| 原題 | 原題:Un P’tit Truc en Plus 英題:A Little Something Extra |
|---|---|
| 制作年・国 | 2024年 フランス |
| 上映時間 | 1時間39分 |
| 監督 | 監督:アルテュス 脚本:アルテュス クレマン・マルシャン ミラン・モージェ 撮影:ジャン=マリー・ドルージェ |
| 出演 | アルテュス、クロヴィス・コルニアック、アリス・ベライディ、マルク・リゾ、セリーヌ・グルサール、 アルノー・トゥパンス、マリ・コラン、 テオフィル・ルロワ、ルドヴィク・ブール、ソフィアン・リブ、スタニスラス・カルモン、マヤヌ=サラ・エル・ バズ、ボリス・ピトエフ、 ギャッド・アベカシス、ティボー・コナン、バンジャマン・ヴァンドワル |
| 公開日、上映劇場 | 2025年12月26日(金)~TOHOシネマズ梅田、TOHOシネマズなんば、T・ジョイ京都、京都シネマ、OSシネマズミント神戸 ほか全国ロードショー |
とんでもないアクシデントが、
出会うはずのなかった人たちを結ぶハッピー・ストーリー
フランス本国では『最強のふたり』(2011年/エリック・トレダノ&オリヴィエ・ナカシュ監督)を抜いて大ヒットした(年間興行収入なのか公開初日動員数なのかどっちもなのか)というのがこの映画。
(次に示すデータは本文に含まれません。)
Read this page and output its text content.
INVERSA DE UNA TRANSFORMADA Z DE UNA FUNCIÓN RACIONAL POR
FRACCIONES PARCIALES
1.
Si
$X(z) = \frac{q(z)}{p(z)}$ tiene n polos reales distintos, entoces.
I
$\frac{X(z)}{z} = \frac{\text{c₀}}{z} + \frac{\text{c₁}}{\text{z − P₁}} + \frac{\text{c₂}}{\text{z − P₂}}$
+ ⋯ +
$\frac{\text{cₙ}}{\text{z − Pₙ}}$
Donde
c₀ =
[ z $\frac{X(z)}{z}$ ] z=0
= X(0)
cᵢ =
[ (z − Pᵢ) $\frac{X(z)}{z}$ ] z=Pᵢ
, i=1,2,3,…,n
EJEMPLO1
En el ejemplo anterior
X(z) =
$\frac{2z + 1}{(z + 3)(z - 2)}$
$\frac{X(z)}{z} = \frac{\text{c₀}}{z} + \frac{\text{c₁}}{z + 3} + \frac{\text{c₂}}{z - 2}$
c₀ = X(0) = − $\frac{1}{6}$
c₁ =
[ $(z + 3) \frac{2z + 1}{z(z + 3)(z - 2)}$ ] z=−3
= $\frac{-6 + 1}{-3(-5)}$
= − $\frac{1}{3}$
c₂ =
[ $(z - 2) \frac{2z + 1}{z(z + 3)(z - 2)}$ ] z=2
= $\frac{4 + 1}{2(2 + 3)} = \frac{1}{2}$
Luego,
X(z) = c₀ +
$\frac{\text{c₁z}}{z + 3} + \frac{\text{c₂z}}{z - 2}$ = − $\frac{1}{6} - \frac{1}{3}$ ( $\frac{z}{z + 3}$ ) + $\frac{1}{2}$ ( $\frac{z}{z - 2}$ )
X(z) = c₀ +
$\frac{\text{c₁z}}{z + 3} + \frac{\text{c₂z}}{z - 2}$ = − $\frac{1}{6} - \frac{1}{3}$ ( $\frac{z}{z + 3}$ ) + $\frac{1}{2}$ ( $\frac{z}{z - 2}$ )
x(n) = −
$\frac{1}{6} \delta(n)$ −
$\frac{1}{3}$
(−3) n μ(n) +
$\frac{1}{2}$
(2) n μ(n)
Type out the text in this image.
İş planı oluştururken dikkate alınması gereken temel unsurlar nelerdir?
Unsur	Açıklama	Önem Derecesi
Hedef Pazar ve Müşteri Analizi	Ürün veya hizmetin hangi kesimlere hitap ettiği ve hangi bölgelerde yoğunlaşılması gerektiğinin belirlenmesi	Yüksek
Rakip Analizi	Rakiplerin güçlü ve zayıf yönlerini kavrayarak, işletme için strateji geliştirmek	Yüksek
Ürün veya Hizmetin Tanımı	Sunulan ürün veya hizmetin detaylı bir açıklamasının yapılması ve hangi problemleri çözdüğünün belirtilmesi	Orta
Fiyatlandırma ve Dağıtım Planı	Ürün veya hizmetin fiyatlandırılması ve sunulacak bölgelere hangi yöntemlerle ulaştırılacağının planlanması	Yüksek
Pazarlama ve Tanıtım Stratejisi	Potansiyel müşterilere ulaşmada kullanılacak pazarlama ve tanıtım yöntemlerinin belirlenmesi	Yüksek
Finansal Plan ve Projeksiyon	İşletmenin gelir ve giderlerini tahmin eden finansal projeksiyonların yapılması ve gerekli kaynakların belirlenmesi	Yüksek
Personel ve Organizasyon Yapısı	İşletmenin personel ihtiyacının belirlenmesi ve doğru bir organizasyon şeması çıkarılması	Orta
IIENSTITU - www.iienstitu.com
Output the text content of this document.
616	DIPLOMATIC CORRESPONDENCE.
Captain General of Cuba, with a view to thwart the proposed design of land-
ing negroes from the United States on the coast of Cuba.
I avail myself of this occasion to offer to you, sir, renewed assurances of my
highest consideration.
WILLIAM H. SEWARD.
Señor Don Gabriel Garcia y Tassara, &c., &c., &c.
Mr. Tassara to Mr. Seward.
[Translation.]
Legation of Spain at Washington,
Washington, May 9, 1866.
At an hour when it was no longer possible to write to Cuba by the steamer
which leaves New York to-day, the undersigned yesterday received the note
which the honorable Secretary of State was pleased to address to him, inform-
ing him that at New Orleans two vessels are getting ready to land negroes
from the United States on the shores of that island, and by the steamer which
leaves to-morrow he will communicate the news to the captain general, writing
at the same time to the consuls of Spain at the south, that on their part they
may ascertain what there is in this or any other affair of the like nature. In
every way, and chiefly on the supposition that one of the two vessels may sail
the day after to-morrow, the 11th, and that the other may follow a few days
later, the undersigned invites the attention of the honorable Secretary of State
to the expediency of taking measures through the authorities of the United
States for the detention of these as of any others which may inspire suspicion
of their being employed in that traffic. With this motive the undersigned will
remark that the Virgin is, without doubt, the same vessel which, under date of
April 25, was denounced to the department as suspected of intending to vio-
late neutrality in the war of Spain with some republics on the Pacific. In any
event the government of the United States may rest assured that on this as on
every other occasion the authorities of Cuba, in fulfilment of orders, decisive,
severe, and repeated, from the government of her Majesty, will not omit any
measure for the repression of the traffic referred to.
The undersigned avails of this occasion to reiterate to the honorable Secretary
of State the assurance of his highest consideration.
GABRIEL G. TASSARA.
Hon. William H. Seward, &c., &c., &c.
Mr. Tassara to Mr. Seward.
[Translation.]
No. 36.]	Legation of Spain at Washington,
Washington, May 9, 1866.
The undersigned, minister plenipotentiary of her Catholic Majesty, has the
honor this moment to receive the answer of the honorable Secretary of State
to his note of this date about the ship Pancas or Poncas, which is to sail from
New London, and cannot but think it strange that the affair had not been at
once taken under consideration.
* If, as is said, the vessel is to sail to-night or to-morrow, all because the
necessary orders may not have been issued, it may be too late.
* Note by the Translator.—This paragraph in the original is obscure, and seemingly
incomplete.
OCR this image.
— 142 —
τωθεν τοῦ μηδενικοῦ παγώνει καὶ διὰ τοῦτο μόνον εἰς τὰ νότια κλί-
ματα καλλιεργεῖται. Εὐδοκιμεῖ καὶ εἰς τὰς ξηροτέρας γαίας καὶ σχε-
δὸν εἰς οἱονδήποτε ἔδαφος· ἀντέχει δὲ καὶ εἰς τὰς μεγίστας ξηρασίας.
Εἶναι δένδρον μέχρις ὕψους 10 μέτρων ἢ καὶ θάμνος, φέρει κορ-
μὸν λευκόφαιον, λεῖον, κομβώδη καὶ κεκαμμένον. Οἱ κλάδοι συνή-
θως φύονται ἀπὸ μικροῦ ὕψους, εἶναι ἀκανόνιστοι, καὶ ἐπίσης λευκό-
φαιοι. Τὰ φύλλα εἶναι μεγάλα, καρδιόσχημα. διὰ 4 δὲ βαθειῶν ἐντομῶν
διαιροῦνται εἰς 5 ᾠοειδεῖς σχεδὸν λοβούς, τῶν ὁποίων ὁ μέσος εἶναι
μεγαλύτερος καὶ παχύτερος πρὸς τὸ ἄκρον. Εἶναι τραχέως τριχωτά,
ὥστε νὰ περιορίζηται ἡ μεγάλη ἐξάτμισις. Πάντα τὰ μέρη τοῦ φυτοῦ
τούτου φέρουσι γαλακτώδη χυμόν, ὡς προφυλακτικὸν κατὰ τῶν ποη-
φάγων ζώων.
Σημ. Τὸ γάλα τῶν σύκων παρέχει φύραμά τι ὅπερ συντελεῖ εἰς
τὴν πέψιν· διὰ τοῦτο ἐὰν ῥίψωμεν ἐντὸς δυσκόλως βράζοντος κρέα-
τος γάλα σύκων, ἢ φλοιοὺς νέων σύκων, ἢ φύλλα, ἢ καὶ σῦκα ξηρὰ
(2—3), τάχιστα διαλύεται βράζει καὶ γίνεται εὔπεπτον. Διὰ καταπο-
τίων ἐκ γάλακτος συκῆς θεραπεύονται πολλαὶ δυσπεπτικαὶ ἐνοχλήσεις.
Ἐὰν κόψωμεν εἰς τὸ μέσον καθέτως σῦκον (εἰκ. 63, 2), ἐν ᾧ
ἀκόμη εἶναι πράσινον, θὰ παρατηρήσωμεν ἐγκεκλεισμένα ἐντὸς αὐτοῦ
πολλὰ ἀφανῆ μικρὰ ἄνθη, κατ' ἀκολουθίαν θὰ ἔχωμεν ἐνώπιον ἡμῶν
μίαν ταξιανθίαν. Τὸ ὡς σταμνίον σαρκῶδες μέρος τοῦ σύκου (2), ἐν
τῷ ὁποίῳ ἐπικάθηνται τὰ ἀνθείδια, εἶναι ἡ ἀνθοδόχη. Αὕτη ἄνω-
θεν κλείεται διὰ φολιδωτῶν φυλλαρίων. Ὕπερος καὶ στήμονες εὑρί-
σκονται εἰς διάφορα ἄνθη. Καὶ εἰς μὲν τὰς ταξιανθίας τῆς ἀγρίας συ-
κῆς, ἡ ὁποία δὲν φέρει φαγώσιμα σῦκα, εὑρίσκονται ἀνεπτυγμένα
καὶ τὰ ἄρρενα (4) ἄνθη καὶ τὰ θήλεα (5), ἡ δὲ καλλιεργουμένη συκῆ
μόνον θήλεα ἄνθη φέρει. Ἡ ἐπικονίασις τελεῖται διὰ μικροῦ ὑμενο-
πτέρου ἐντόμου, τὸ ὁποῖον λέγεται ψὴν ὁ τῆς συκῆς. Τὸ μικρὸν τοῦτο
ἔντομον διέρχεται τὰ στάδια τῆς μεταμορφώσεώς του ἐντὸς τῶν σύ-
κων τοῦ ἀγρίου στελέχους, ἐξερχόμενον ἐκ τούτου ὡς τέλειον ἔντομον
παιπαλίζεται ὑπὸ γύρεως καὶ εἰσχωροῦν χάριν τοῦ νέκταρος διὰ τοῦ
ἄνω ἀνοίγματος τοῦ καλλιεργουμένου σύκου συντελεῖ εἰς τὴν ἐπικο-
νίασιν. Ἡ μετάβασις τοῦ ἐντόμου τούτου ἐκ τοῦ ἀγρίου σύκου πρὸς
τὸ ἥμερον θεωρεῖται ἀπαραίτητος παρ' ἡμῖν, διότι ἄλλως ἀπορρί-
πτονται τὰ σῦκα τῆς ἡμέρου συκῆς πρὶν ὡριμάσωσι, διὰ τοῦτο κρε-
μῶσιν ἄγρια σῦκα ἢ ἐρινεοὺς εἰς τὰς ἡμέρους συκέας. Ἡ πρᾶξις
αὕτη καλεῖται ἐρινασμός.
両作品に共通しているのは、弱者とみなされる人たちが協力しあって何かを達成するということ。日本には「判官びいき」という言葉があるが、多くのフランス人にもそういう傾向があるのだろうか。ともあれこの映画、何度もくすりと笑って、胸があったかくなって、クリスマス・シーズンにはぴったりだと思った。
冒頭から、大騒動が始まる。宝石店に強盗に入ったパオロ(アルテュス)とその父親(クロヴィス・コルニアック)のふたり組、いくつか宝石を持ち出して成功したかに思えたが、逃走用の車が見当たらない。慌てているうちに、サマーキャンプに出掛けようとする障がい者施設の集団に巻き込まれる。施設の職員アリス(アリス・ベライディ)からパオロは新たな入所者に間違われたため、父親はその介助者になりすまして一緒に出掛けることにした…。
ハプニングだらけのヴァカンスに、泥棒親子は右往左往。それぞれ豊かな個性を発揮するマイペースの障がい者たちの真似をして、何とか溶け込もうとするパオロだが、「あんた、障がい者じゃないだろう?」と見抜かれてしまう場面がおかしい。障がい者施設の入所者たちは、実際に障がいを持つアマチュア俳優が演じていて、なんともいえないふわりとした空気感を放っている。自分たちは“健常者”だと考えているパオロと父親の、先入観や既成概念をやわらかく突いてくるのだが、「障がい者vs 健常者」という図式の上にあるのでなく、あくまで「仲間」としてである。そこがイイ、とてもイイなと思う。それでいて、障がい者支援の仕事に対して、差別的なことを言うアリスの恋人には鋭い刃を向ける。このあたりのさじ加減が絶妙だ。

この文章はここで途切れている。